Отец покорно садился в машину Лопахина и ехал с ним в «Яму» выпрямлять, лудить, запаивать корпуса и крылья иномарок, смятые в гармошку и покалеченные до такой степени, что их не взялся бы вернуть к жизни даже сам Форд или японский автомобильный гений мистер Хонда. В обед отец допивал обещанную бутылку и до заката солнца снова стучал деревянными молоточками по искореженному металлу или переставлял хондовскую коробку передач на американский «форд». Иными словами, те сенсационные «браки» «хонды» с «фордом» и «тойоты» с «GM», которые в восьмидесятых годах будут стоить этим компаниям миллиарды долларов, совершались в 1978 году в подмосковной «Яме» тремя гениальными русскими алкашами за бутылку водки «Московская». После рабочего дня щедрый Лопахин, который зарабатывал на этом тысячи, наливал своим работягам еще по стакану и сам отвозил их домой, спать. Что мог сделать Барский этим алкашам, когда грозил Анне шантажом «по линии отца»? Отнять пенсию в связи с «нетрудовыми доходами» — тремя стаканами водки в день?
Медленно скатившись на своем «жигуленке» по склону котлована, Анна остановила машину в нескольких шагах от отца. Со дня похорон матери они виделись лишь раз в год, на кладбище, в годовщину ее смерти. Но даже там, у могилы матери, когда Анна попробовала заговорить с отцом, он, дыша водочным перегаром, отрезал враждебно: «Оставь меня в покое!» — и ушел. А последние два года он пропускал и эту дату…
Выключив мотор, Анна вышла из машины и шагнула к отцу.
Конечно, он увидел ее, но продолжал молча и еще старательней стучать обернутым в войлок молотком по куску железа, похожему на заднее крыло «мерседеса». Анна молча смотрела на отца. Небритый, непричесанный, седой. Заросшая шея, выцветшая ковбойка, грязные штаны с пузырями на коленях, стоптанные туфли. И запах водочного перегара. И глаза, избегающие ее взгляда.
Наконец он перестал стучать, взял эту железяку и пошел с ней к остову разобранной машины, приложил ее над задним колесом, а затем вытащил из-под навеса сварочный агрегат, нацепил на голову маску-щиток и собрался не то приварить, не то припаять эту железяку. Она подошла к нему:
— Папа, нам нужно поговорить.
Он молчал. Скорее всего, он уже понял, что раз она приехала сюда, в «Яму», то простым «оставь меня в покое!» от нее не отвяжешься. Но он молчал, меняя горелку на сварочном аппарате.
— Ты слышишь?
— Ну, слышу. Говори. Чо надо-ть?
— Я хочу уехать.
Он безразлично пожал плечами.
— Насовсем, — сказала она. — В эмиграцию.
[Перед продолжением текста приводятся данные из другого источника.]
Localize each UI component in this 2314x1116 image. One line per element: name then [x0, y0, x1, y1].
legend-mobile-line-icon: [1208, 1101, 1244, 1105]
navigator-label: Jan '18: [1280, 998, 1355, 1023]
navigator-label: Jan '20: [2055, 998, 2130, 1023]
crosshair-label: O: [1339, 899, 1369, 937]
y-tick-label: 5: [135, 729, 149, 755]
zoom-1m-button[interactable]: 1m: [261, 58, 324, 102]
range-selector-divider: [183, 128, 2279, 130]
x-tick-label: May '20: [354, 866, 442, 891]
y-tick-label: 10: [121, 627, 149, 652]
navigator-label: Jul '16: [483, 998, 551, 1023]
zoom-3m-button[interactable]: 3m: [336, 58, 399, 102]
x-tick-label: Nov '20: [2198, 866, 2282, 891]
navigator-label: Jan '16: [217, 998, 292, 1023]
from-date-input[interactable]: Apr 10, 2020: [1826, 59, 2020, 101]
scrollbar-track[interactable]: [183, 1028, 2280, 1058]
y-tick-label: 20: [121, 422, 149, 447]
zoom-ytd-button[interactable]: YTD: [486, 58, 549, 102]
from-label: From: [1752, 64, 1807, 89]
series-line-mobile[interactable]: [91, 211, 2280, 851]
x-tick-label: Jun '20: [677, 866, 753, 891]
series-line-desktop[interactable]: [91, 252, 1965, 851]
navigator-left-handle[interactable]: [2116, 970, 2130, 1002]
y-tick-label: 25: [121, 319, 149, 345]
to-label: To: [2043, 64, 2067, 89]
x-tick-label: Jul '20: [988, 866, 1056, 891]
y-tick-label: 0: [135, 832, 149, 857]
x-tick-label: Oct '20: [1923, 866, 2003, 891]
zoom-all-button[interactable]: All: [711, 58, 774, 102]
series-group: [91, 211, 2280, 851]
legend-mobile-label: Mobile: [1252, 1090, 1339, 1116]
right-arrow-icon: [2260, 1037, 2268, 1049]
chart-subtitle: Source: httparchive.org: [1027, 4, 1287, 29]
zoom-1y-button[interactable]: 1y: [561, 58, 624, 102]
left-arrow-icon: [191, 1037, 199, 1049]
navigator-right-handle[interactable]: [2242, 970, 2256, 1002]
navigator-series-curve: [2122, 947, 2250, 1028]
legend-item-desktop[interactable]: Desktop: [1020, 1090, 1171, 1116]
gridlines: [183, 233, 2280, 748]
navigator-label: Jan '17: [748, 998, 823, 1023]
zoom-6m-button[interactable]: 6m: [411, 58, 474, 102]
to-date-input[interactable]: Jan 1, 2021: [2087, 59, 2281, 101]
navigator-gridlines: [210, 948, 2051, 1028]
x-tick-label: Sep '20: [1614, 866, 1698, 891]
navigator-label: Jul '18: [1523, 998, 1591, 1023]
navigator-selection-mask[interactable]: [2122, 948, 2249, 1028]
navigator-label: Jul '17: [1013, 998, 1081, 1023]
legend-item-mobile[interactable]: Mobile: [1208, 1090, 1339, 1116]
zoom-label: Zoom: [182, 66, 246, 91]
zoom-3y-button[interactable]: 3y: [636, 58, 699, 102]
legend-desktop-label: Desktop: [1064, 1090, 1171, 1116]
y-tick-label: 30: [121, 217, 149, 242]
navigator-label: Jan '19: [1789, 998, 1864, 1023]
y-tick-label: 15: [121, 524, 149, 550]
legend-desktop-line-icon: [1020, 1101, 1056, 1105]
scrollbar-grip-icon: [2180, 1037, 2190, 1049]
Он чиркнул огнивом, и горелка вспыхнула узким, шипящим голубым огнем.
— Папа!
— Да езжай куда хочешь! Только отстань! — сказал он и начал приваривать эту железяку к остову машины.
Она тронула его за плечо:
— Папа, мне понадобится твое разрешение, ты же знаешь. Они не выпускают без согласия родителей.
И вдруг он повернулся к ней, отбросил со лба щиток, и в его голубых глазах она увидела такое же, как в сварочной горелке, бело-жгучее пламя. Он сказал, как плюнул:
— Я тебе не папа! Не папа! Поняла?
— Нет! — ответила она, покачав головой. — Ты можешь звать меня еврейской подстилкой, жидовской шлюхой — кем угодно! Но, кроме меня, у тебя нет никого в мире.